Monday, August 10, 2020

Is Charles Barkley correct about “brainwashed” African Americans?

barkleyNBA Hall of Famer Charles Barkley spoke candidly about the problems facing the black community when appearing on a Philadelphia radio station, accusing “unintelligent,” “brainwashed” African-Americans of keeping successful ones down.

While appearing on “Afternoons with Anthony Gargano and Rob Ellis,” Barkley was asked about a rumor that Seattle Seahawks QB Russell Wilson was getting criticism from his black teammates for not being, quote, “black enough.”

Barkley went on a long monologue on the subject: ”Unfortunately, as I tell my white friends, we as black people, we’re never going to be successful, not because of you white people, but because of other black people. When you’re black, you have to deal with so much crap in your life from other black people. It’s a dirty, dark secret; I’m glad it’s coming out.”

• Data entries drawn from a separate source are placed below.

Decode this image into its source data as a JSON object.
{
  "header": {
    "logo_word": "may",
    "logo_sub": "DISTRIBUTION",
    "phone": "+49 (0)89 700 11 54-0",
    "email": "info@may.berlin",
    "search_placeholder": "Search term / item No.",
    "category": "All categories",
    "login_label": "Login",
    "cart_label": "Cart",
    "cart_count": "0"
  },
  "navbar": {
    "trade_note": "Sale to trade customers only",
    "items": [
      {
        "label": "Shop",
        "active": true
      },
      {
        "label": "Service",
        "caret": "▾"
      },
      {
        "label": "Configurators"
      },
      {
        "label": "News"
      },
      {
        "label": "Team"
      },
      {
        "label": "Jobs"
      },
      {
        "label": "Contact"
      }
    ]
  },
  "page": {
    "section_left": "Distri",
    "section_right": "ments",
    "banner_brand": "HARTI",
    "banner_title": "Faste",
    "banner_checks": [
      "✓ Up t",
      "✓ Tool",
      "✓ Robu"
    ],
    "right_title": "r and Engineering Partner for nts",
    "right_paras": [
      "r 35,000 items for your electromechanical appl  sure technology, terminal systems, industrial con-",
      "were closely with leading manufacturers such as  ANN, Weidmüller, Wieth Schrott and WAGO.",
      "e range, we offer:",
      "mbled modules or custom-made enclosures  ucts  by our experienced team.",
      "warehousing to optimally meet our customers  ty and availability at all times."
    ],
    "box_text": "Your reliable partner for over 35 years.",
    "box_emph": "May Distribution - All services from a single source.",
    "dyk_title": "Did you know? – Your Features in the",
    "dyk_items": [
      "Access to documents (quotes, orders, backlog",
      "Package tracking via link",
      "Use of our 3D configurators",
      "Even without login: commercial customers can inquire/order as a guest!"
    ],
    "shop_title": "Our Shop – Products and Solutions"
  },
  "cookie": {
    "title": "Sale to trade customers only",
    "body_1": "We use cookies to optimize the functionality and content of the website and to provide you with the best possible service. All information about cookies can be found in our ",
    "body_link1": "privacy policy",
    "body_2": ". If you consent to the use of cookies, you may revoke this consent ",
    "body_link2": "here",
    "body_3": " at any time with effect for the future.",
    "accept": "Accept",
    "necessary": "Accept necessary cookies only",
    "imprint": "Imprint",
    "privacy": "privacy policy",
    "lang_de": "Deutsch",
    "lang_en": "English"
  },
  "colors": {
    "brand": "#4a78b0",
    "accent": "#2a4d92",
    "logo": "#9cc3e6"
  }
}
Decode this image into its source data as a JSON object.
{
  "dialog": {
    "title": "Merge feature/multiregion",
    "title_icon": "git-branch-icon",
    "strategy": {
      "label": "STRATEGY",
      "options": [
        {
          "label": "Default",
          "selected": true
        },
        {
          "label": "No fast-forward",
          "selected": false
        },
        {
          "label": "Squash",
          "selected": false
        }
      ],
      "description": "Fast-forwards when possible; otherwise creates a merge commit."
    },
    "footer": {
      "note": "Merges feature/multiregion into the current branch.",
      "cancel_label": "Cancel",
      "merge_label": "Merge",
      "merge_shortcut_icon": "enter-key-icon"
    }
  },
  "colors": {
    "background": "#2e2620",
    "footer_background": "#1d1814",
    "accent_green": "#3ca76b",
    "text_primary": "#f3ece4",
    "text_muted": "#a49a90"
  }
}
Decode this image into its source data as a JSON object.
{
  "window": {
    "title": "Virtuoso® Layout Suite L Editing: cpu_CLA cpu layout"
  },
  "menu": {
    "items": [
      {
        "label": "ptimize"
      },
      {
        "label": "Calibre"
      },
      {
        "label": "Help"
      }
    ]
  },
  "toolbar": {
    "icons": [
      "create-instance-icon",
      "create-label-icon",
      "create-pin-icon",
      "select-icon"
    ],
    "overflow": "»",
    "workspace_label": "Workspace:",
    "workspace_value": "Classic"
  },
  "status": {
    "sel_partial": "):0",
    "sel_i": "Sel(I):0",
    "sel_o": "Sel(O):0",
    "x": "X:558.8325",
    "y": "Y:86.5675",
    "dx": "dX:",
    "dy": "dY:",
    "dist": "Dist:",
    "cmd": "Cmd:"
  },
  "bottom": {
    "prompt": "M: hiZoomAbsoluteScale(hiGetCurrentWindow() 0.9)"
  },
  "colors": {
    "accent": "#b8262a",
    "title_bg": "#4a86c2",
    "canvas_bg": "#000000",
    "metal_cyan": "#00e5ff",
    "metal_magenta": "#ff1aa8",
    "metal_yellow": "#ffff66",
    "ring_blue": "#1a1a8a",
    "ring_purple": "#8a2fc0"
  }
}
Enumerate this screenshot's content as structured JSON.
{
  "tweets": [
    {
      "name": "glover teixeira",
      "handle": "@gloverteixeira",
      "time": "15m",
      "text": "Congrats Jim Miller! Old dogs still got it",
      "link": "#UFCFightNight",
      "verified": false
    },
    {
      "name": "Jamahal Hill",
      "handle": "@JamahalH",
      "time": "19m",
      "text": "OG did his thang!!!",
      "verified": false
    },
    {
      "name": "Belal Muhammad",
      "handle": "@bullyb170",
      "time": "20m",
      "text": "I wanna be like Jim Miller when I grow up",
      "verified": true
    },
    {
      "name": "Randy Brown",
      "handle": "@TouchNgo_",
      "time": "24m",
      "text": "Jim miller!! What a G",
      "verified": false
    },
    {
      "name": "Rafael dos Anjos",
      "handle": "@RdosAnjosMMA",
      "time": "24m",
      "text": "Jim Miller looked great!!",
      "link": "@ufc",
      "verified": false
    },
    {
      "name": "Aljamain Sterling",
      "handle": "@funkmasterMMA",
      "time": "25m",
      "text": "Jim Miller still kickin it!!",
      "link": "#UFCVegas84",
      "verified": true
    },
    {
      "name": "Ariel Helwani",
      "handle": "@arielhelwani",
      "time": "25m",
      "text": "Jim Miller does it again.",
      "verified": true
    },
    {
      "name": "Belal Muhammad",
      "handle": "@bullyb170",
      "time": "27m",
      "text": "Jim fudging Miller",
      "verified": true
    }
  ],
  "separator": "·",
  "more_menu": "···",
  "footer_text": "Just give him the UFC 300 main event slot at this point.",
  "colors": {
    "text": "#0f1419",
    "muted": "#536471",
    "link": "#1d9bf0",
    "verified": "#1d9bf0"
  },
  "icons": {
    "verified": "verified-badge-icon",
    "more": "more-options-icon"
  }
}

Barkley said that young black men who do well in school are accused of “acting white” by their peers. “One of the reasons we’re never going to be successful as a whole, because of other black people. And for some reason we are brainwashed to think, if you’re not a thug or an idiot, you’re not black enough. If you go to school, make good grades, speak intelligent, and don’t break the law, you’re not a good black person. And it’s a dirty, dark secret.”

Read more here.

So is Barkley on track, or another Black elitest unconcerned about the problems of Blacks who have not found success?


  1. Charles Barkley is correct….somewhat. In order to be entirely correct, he would have to cover more angles of the story. For instance, there are good things which can be said about resisting the oppressor which is what many folk think they are doing when they come out against doing things like the oppressor. This is what could be expected from an athlete who was trained in the fine points of the great sport of basketball as opposed to one who studies life and stuff other than entertainment – which is what basketball happens to be. We should take what our entertainers say with a “grain of salt”. This is not to say that wisdom cannot come from the mouth of a former athlete. But there are many that I’d listen to before I would take Sir Charles word as the “gospel”.

  2. Barkley has experiences that have given him his perspective, and it is not unfounded. No matter what you think about Barkley, at least he had the guts to state them and stand by them. Sure, what he’s saying isn’t the gospel, just like so many other perspectives offered on the myriad of issues that fill our our news programs each night.

    Race discussions are slippery slopes, but again he’s entitled to his opinion just like anyone else.